Après avoir ouvert en petit recul, la cote parisienne est restée mal orientée.

La Bourse de New York s’orientait également vers une ouverture en repli. Le contrat à terme sur l’indice vedette Dow Jones Industrial Average, qui donne sa tendance, perdait 0,29%. Celui de l’indice élargi SP 500 baissait de 0,26%, tandis que celui du Nasdaq, à dominante technologique, lâchait 0,27%.

« La Turquie maintient les marchés actions sous pression », a commenté Michael Hewson, un analyste de CMC Markets.

La livre turque a brutalement chuté vendredi sur fond de crise diplomatique entre la Turquie et les Etats-Unis, secouant les marchés des changes et les Bourses européennes, qui s’inquiètent au sujet d’une contagion à d’autres économies.

Sur les marchés européens, les valeurs bancaires ont été particulièrement affectées.

« Les banques européennes restent sous pression en raison de craintes au sujet de leur exposition au système bancaire turc, mais leur faiblesse aujourd’hui (lundi) semble relativement modeste par rapport à la baisse de vendredi », a détaillé M. Hewson.

La banque centrale de Turquie a toutefois annoncé lundi qu’elle prendrait « toutes les mesures nécessaires » pour assurer la stabilité financière, fournissant notamment « toutes les liquidités nécessaires aux banques ».

Les bancaires en queue de peloton

« Dans un contexte géopolitique déjà difficile » la crise turque a entraîné une nouvelle « poussée de l’aversion au risque », a souligné l’analyste de CMC Markets.

Les investisseurs restaient également inquiets par rapport aux tensions commerciales persistantes entre les Etats-Unis et la Chine, après que Pékin a annoncé la semaine passée des droits de douane supplémentaires sur des produits américains, en réponse à des droit punitifs de Washington.

En outre, ils surveillaient le dossier russe, Moscou ayant promis des « mesures de rétorsion » aux nouvelles sanctions annoncées par Washington à l’encontre de Moscou.

Du côté des indicateurs, l’agenda était dégarni.

En matière de valeurs, les titres bancaires restaient mal orientés. Crédit Agricole baissait de 2,01% à 11,93 euros, BNP Paribas de 1,07% à 52 euros et Société Générale de 1,46% à 35,70 euros.

Le secteur technologique se repliait, à l’image de STMicroelectronics (-0,50% à 17,94 euros) et de Soitec (-1,19% à 66,15 euros).

De même, les valeurs minières évoluaient dans le rouge, à l’instar d’ArcelorMittal (-1,61% à 26,25 euros) et d’Eramet (-0,54% à 82,25 euros).

Les valeurs automobiles suivaient également sur une tendance négative.
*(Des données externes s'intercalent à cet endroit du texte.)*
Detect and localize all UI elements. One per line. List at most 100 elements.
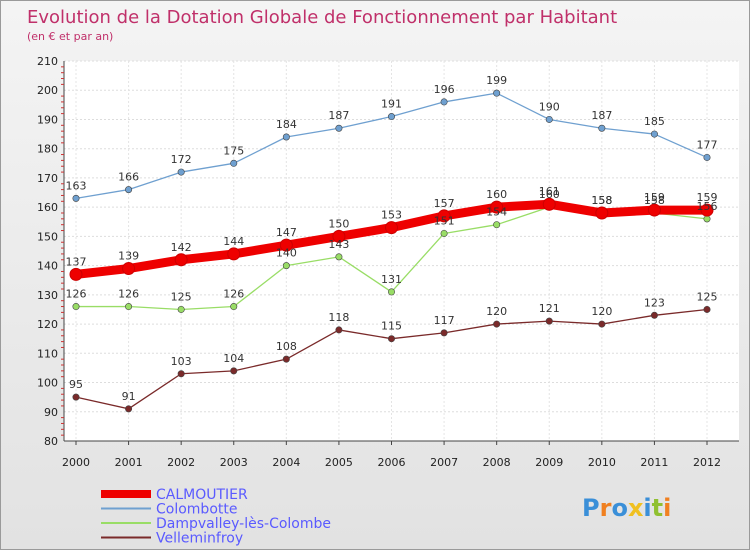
data-point [440, 329, 448, 337]
data-point [177, 370, 185, 378]
data-label: 104 [223, 352, 244, 365]
data-label: 126 [66, 288, 87, 301]
data-label: 103 [171, 355, 192, 368]
plot-background [64, 61, 739, 441]
data-label: 160 [486, 188, 507, 201]
data-label: 142 [171, 241, 192, 254]
legend-label: Velleminfroy [156, 531, 243, 547]
data-label: 125 [697, 290, 718, 303]
data-label: 159 [697, 191, 718, 204]
data-point [700, 203, 714, 217]
x-tick-label: 2002 [167, 456, 195, 469]
data-labels: 163 166 172 175 184 187 191 196 199 190 187 185 177 9… [66, 74, 718, 403]
logo-letter: i [643, 494, 651, 522]
y-tick-label: 160 [37, 201, 58, 214]
proxiti-logo-text: Proxiti [582, 494, 671, 522]
logo-letter: o [611, 494, 628, 522]
x-tick-label: 2007 [430, 456, 458, 469]
data-point [595, 206, 609, 220]
data-point [125, 303, 133, 311]
data-point [493, 320, 501, 328]
data-label: 190 [539, 100, 560, 113]
data-label: 160 [539, 188, 560, 201]
x-tick-label: 2001 [115, 456, 143, 469]
data-label: 143 [328, 238, 349, 251]
data-label: 159 [644, 191, 665, 204]
x-tick-label: 2006 [378, 456, 406, 469]
y-tick-label: 210 [37, 55, 58, 68]
data-label: 187 [591, 109, 612, 122]
x-tick-label: 2012 [693, 456, 721, 469]
data-point [282, 262, 290, 270]
data-label: 158 [644, 194, 665, 207]
data-point [335, 326, 343, 334]
data-point [122, 262, 136, 276]
data-point [125, 405, 133, 413]
x-tick-label: 2000 [62, 456, 90, 469]
data-point [230, 159, 238, 167]
logo-letter: i [663, 494, 671, 522]
data-point [437, 209, 451, 223]
data-label: 91 [122, 390, 136, 403]
data-point [490, 200, 504, 214]
chart-subtitle: (en € et par an) [27, 30, 113, 43]
data-label: 115 [381, 320, 402, 333]
logo-letter: r [600, 494, 612, 522]
data-point [177, 168, 185, 176]
y-tick-label: 150 [37, 230, 58, 243]
data-point [440, 229, 448, 237]
data-label: 120 [486, 305, 507, 318]
data-point [230, 367, 238, 375]
data-label: 95 [69, 378, 83, 391]
data-point [493, 89, 501, 97]
y-tick-label: 100 [37, 377, 58, 390]
data-label: 187 [328, 109, 349, 122]
data-point [335, 124, 343, 132]
data-point [69, 267, 83, 281]
data-label: 144 [223, 235, 244, 248]
x-tick-label: 2004 [272, 456, 300, 469]
data-point [703, 153, 711, 161]
data-point [174, 253, 188, 267]
data-point [598, 124, 606, 132]
data-point [493, 221, 501, 229]
data-point [703, 215, 711, 223]
data-label: 158 [591, 194, 612, 207]
data-point [545, 115, 553, 123]
data-point [385, 221, 398, 235]
data-label: 172 [171, 153, 192, 166]
data-point [650, 311, 658, 319]
data-label: 126 [223, 288, 244, 301]
data-label: 108 [276, 340, 297, 353]
data-point [545, 317, 553, 325]
data-label: 196 [434, 83, 455, 96]
x-tick-label: 2008 [483, 456, 511, 469]
data-label: 184 [276, 118, 297, 131]
y-tick-label: 200 [37, 84, 58, 97]
data-point [72, 303, 80, 311]
data-point [230, 303, 238, 311]
data-label: 163 [66, 179, 87, 192]
data-label: 117 [434, 314, 455, 327]
y-tick-label: 110 [37, 347, 58, 360]
x-tick-label: 2003 [220, 456, 248, 469]
data-label: 131 [381, 273, 402, 286]
series-group [69, 89, 714, 413]
y-tick-label: 80 [44, 435, 58, 448]
legend-label: Dampvalley-lès-Colombe [156, 516, 331, 532]
y-tick-label: 90 [44, 406, 58, 419]
data-point [647, 203, 661, 217]
data-label: 125 [171, 290, 192, 303]
data-label: 126 [118, 288, 139, 301]
data-label: 120 [591, 305, 612, 318]
data-label: 185 [644, 115, 665, 128]
data-label: 154 [486, 206, 507, 219]
y-axis-ticks: 80 90 100 110 120 130 140 150 160 170 180 190 200 210 [37, 55, 64, 448]
data-label: 161 [539, 185, 560, 198]
x-axis-ticks: 2000 2001 2002 2003 2004 2005 2006 2007 2008 2009… [62, 441, 721, 469]
y-tick-label: 180 [37, 143, 58, 156]
logo-letter: t [652, 494, 663, 522]
legend: CALMOUTIERColombotteDampvalley-lès-Colom… [101, 487, 331, 547]
data-point [177, 305, 185, 313]
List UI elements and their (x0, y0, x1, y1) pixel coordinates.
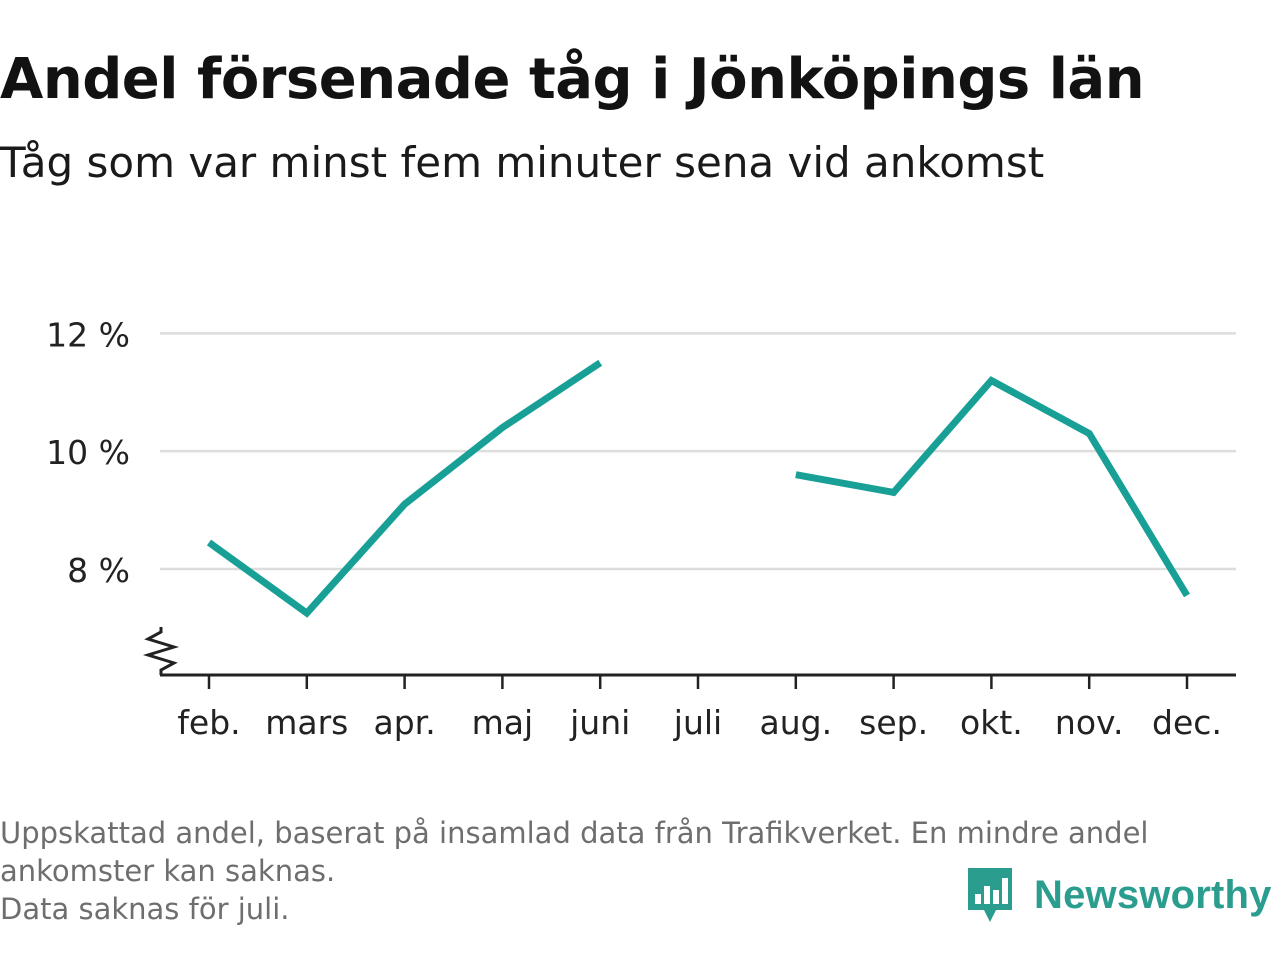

Peugeot cédait 0,92% à 24,72 euros, Renault 1,41% à 71,85 euros et Valeo 1,32% à 40,98 euros.

Air France-KLM lâchait 4,80% à 8,52 euros, dans la foulée de déclarations de Philippe Evain, président du premier syndicat de pilotes de la compagnie aérienne française, qui a affirmé que le futur PDG du groupe devra reprendre la négociation avortée sur les salaires « ou alors il y aura quinze jours de grève ».